The findings suggest that while warming has been expected to accelerate nitrogen cycling, it may actually have little to no effect on the process in some ecosystems. This means that climate models that assume increased soil fertility in warmer conditions may overestimate the amount of plant productivity in those ecosystems.

Dukes runs the Boston-Area Climate Experiment, which measures ecosystem responses to climate change. His research group uses heaters, plastic roofs and sprinklers to change the climate over small plots of land and then tests plant and soil responses to increases in temperature and increases or decreases in precipitation.

In this experiment, Dukes tested 36 plots under 12 different climate scenarios - four levels of warming and three different levels of precipitation - over two years.

Although Dukes and his team expected to find that warming would speed the return of nitrogen to the soil, they instead found that warming and changes in precipitation rarely influenced this rate. Instead, warming and drought caused the processes involved in nitrogen cycling to become less sensitive to temperature.

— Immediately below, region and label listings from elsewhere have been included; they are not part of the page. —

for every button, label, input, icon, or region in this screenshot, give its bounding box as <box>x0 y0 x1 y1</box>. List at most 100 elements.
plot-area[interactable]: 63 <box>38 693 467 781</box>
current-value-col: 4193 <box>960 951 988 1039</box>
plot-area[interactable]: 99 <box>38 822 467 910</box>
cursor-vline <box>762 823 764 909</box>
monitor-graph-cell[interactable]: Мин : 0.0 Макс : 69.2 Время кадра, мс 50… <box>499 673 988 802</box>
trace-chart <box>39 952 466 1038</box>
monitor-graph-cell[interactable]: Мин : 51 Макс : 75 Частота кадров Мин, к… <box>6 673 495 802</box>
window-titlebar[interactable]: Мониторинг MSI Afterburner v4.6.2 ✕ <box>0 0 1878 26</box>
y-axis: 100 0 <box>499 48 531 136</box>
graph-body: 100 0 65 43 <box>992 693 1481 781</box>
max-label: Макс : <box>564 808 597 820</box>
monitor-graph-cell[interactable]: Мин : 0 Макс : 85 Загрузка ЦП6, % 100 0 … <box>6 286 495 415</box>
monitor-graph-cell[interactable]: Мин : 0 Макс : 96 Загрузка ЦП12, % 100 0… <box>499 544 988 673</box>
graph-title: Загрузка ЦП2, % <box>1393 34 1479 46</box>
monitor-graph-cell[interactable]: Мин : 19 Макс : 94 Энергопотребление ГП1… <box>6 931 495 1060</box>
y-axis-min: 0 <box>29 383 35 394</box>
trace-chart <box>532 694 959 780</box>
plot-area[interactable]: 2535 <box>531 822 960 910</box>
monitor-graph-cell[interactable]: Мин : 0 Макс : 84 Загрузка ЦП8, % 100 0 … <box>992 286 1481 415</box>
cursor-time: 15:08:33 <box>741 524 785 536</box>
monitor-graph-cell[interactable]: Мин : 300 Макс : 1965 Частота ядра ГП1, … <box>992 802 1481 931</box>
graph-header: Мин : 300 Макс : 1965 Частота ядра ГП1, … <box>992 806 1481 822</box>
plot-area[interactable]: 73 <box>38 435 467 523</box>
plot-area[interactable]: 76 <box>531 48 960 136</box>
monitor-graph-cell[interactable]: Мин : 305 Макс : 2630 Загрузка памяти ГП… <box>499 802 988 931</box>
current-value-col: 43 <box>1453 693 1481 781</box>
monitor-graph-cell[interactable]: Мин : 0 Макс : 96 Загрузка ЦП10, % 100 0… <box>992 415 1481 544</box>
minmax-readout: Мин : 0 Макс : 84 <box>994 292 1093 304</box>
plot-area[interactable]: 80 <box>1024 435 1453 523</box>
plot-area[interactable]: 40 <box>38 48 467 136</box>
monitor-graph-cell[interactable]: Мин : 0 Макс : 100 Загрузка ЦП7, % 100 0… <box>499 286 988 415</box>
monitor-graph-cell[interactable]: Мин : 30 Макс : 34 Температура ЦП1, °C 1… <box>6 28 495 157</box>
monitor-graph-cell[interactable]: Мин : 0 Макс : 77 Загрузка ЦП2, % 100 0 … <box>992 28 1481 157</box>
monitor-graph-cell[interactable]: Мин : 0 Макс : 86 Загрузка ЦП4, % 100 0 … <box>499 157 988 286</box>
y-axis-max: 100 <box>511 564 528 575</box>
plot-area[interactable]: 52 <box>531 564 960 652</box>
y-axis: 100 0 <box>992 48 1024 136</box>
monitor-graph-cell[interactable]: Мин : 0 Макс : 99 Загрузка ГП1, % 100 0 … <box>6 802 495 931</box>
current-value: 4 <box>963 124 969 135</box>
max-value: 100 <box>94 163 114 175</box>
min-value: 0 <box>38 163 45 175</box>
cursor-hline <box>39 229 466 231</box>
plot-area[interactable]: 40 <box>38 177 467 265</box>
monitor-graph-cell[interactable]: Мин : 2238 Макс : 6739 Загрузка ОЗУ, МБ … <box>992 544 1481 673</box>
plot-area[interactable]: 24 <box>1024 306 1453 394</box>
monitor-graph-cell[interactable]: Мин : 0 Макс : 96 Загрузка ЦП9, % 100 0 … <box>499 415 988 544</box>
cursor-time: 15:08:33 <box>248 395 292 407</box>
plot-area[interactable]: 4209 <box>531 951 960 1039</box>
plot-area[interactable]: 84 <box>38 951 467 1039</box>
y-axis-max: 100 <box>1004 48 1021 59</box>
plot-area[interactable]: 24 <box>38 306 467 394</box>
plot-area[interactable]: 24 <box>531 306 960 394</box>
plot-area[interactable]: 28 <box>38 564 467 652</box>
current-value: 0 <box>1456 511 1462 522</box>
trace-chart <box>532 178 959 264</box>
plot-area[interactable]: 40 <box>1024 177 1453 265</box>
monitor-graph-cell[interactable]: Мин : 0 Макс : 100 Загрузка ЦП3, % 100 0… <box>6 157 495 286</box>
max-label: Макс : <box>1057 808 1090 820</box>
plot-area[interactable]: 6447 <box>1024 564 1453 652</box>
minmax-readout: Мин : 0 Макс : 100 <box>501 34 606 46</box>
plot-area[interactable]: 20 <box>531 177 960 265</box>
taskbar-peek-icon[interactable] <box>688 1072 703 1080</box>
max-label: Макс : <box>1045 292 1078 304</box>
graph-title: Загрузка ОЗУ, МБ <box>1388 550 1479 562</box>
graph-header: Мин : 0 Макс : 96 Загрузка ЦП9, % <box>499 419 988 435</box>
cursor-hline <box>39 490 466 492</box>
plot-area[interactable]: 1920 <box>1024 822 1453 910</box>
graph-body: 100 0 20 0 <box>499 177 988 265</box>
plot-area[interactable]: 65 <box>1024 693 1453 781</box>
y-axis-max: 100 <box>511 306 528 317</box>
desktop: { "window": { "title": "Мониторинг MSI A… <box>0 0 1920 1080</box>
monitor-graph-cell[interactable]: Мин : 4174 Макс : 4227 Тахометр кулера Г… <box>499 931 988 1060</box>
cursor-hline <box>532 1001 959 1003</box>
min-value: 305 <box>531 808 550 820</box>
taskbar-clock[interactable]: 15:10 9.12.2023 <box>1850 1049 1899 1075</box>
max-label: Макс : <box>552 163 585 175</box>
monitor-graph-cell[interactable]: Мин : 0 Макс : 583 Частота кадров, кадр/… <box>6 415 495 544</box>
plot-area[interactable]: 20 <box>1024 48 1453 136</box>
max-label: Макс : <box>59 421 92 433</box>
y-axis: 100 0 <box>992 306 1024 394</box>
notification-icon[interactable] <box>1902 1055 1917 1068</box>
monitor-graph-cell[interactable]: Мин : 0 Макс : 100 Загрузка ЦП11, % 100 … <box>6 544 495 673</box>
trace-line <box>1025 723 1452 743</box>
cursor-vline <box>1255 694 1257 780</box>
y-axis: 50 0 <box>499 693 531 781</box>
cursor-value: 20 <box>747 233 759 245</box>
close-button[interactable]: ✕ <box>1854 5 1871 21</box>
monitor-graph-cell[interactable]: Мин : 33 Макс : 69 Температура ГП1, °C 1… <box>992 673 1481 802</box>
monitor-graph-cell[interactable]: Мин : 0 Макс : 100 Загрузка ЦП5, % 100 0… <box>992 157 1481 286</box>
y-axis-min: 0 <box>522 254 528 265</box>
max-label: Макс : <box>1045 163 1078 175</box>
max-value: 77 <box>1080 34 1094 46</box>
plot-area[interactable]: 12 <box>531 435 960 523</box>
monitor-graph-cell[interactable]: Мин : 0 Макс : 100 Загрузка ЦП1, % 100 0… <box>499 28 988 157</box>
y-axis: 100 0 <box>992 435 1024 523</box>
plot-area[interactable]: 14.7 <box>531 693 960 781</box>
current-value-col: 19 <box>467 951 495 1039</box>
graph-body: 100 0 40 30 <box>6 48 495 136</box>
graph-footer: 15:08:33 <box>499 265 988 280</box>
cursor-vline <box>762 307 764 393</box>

"It seems that some ecosystems are less responsive than we expected," Dukes said. "It may be that as you warm up, the soil microbes in those ecosystems adjust and the rate of nitrogen cycling winds up being the same."

Novem Auyeung, a doctoral student who was involved in the study, added, "Soil microbes operate on very short time scales, and many adjustments could have happened in the microbial community over the course of our two-year experiment."

Dukes said it would take further study to understand just how soil microbes are affected by climate changes.

"These responses would have to be based on the abundance or composition of microbes or the activity of these microbes," Dukes said. "We need to learn which it is."

Dukes said he would like to test whether the results are similar in other soil types so that climate models can accurately simulate these processes. 

"Soil fertility can affect carbon storage, and ultimately the rate of climate change," Dukes said. "I want to see how general this result is so that we can better predict how ecosystems will function in the future. If lots of ecosystems work this way, then nature may not be as good at slowing climate change as we had thought."

The National Science Foundation and U.S. Department of Energy funded the research.